Outro dos primeiros atos de Michel Temer foi extinguir o Ministério da Cultura, agregando-o como departamento do Ministério da Educação. A reação da intelectualidade, sobretudo dos grandes nomes da nossa música popular em um show de Caetano Veloso, foi tamanha que o presidente interino imediatamente revogou o ato. O Ministério da Cultura, apesar da pequenez de visão de Temer, contínua.
E nós continuaremos as nossas análises do que se insere bem na famosa denominação de Stanislaw Ponte-Preta: o Festival de Besteiras Que Assola o País. Nesse festival aconteceu anteontem mais uma demissão de ministro no desastrado governo Temer. Nomeado para o Ministério da Transparência, Fiscalização e Controle (vejam que ironia!) já foi defenestrado o sr. Fabiano Silveira. No seu rosário de erros, Temer nomeara um inimigo da Lava Jato, como foi provado por uma gravação.

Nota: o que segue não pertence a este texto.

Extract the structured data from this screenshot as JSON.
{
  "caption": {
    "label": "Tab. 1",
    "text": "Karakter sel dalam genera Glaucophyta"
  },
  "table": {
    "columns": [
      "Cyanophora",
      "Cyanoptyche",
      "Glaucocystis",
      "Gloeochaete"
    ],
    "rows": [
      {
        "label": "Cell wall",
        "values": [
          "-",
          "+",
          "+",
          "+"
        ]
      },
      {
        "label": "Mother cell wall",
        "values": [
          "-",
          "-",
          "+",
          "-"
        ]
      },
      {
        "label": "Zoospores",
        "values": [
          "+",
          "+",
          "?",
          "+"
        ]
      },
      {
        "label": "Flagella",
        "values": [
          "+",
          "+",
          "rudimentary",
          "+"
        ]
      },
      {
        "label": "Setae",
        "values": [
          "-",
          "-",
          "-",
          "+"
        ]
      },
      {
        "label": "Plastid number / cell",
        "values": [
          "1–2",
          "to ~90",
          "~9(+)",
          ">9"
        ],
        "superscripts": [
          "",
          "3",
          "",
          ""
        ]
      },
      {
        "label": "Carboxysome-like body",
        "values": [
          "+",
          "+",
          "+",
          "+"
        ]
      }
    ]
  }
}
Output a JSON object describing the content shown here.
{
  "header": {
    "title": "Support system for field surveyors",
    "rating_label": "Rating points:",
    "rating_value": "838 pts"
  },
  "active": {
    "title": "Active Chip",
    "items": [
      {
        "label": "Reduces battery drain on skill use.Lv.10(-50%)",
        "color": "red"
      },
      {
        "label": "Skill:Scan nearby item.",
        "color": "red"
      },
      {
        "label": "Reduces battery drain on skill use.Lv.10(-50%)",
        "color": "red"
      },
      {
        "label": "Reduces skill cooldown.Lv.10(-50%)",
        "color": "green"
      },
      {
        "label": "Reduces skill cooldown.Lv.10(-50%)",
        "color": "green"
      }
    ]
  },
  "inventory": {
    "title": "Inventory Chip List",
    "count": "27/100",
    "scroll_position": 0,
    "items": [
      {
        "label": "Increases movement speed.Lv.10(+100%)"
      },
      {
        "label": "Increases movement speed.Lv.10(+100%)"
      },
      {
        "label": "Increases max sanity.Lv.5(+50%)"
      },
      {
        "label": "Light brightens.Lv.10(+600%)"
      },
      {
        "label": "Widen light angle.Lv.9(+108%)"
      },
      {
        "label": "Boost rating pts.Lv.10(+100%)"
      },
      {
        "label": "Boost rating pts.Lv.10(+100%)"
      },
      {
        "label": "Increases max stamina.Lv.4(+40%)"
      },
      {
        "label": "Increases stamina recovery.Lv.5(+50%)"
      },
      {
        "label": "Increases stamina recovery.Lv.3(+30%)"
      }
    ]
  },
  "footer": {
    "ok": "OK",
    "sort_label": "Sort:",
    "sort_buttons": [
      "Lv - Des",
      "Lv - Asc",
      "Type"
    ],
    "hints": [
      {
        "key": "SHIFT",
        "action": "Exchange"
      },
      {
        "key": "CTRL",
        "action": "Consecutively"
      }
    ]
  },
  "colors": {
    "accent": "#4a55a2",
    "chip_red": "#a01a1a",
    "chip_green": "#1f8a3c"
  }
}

Ninguém tenha dúvida: o Febeapá dos que, para o fim de se alçar ao poder não importavam os meios, ainda vai mostrar muito pano de roupa suja. Deles, obviamente.
(Eurico Barbosa, escritor, membro da AGL e da Associação Nacional de Escritores, advogado, jornalista e escreve neste jornal terças & sextas-feiras)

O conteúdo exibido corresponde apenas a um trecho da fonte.